Applying the deferential standards of review, the majority went on to affirm the habeas grant.
Justice Kelsey, joined by Chief Justice Lemons and Justice McClanahan dissented. Justice Kelsey noted that the “wreck produced an estimated $4000 in damages to [Galdamez’s] vehicle and $2000 in damages to the victim’s vehicle.” And he emphasized that “[i]nstead of stopping to see if the victim was injured, Galdamez fled the scene of the accident and drove to a friend’s house where, by his own testimony, he consumed alcohol. About fifteen minutes later, his friend drove him back to the accident scene where he was later arrested. The arresting police officer described him as ‘obviously drunk.'”
Under these circumstances, Justice Kelsey felt that “a rational jury could not come to the conclusion” that Galdamez did not know he was in an accident because that conclusion “simply defies common sense.” He goes on to later explain that “if a defendant has no viable defense as a matter of law–thus rendering the charge essentially incontestable at trial–it would not be objectively rational to reject a plea bargain . . . .”

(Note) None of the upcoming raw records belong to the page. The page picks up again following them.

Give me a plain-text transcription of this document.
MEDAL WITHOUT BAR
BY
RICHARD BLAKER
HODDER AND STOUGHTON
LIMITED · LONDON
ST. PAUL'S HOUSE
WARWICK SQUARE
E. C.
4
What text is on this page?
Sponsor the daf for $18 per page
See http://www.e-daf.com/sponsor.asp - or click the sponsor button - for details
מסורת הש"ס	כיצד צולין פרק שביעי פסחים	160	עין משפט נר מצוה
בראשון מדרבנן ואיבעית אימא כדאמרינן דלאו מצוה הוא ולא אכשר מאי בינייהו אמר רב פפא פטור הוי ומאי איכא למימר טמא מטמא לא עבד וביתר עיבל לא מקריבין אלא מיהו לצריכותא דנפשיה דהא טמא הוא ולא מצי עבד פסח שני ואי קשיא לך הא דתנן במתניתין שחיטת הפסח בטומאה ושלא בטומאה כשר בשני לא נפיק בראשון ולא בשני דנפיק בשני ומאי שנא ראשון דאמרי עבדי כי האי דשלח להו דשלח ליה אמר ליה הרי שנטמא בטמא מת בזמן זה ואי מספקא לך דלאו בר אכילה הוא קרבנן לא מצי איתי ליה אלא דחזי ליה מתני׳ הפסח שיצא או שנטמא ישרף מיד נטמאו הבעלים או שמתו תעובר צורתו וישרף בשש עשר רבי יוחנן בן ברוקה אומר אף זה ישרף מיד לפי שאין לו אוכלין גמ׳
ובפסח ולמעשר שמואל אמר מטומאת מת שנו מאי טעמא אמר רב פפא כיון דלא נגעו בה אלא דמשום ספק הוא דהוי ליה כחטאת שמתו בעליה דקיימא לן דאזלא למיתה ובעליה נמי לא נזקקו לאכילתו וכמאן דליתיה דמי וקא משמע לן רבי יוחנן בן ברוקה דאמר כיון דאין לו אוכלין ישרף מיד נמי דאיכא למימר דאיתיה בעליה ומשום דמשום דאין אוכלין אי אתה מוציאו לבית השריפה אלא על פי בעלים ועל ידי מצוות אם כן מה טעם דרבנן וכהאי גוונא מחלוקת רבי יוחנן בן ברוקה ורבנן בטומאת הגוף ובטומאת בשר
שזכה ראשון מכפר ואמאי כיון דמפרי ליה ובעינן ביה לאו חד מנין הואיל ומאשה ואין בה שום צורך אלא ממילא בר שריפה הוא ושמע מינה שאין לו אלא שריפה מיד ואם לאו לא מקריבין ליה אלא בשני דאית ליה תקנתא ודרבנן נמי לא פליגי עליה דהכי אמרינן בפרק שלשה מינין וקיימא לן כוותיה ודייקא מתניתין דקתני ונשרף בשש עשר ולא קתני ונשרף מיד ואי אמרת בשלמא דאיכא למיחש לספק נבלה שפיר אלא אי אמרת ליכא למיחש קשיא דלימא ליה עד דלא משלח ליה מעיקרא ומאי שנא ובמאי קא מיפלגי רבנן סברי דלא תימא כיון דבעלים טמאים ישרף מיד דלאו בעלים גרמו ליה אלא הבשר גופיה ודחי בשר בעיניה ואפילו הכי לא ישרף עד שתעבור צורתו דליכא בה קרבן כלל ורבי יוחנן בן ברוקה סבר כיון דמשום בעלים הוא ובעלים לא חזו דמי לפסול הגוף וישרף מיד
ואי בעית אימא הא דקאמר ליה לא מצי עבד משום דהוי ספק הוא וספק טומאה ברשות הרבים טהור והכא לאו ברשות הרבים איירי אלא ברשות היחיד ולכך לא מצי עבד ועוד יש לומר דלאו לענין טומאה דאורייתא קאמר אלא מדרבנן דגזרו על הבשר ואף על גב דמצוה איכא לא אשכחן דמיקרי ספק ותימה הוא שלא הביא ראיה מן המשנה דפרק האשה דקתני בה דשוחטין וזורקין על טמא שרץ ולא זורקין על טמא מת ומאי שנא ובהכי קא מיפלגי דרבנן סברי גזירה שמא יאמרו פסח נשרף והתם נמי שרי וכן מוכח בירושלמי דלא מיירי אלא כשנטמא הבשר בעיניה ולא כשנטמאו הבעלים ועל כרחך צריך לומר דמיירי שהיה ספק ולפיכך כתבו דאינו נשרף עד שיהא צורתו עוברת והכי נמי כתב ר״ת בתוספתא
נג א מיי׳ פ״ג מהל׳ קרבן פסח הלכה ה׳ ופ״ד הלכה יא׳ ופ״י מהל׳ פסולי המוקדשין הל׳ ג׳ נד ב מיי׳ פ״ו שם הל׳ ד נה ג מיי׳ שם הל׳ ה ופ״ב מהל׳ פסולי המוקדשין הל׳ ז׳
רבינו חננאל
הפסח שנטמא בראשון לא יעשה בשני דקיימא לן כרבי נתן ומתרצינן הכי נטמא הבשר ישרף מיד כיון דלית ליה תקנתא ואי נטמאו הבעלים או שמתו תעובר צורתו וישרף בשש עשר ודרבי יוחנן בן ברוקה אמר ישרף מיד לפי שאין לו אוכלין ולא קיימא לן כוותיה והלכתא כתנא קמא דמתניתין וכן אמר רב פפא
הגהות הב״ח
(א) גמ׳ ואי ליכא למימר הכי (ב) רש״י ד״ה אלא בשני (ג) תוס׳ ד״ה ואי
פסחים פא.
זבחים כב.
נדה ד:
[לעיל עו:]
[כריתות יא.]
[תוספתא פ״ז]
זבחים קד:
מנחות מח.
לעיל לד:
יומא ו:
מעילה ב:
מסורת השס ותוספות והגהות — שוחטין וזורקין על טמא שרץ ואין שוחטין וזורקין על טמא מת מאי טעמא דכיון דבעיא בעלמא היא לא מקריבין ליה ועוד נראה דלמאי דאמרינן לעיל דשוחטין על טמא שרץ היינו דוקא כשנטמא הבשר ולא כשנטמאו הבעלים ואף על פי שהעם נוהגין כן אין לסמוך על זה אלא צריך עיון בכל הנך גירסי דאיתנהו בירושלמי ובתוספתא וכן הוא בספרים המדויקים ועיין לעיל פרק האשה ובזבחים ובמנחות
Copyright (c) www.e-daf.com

This is a close case, but I think the majority gets it right. It’s pretty clear that Mr. Galdamez was given incorrect information and if he’d been given the correct information then he would’ve taken his case to trial. The dissent’s argument, one that is frequently made in cases like this, comes from a point of view that improperly discounts the negative implications of deportation. In essence, it says that if it’s clear he’s going to be convicted then the rational decision is to take the plea agreement. That’s not true in immigration cases like this one.
Assuming that Galdamez truly does not care about the possibility of ten years of incarceration, then the only rational action is to reject the plea agreement regardless of how slim the chances at trial are. This is because taking the plea agreement means a 100% chance of deportation and no matter how slim the chances are at trial they’re better than that.
I think that what makes recognizing this difficult is that we, as Americans, don’t really appreciate how dangerous it is to live in a place like El Salvador. Last year, the Guardian ran a piece in which it noted that El Salvador was the world’s most homicidal place with a mind-blowing average of one murder every hour. In light of that, risking trial might seem a bit more rational.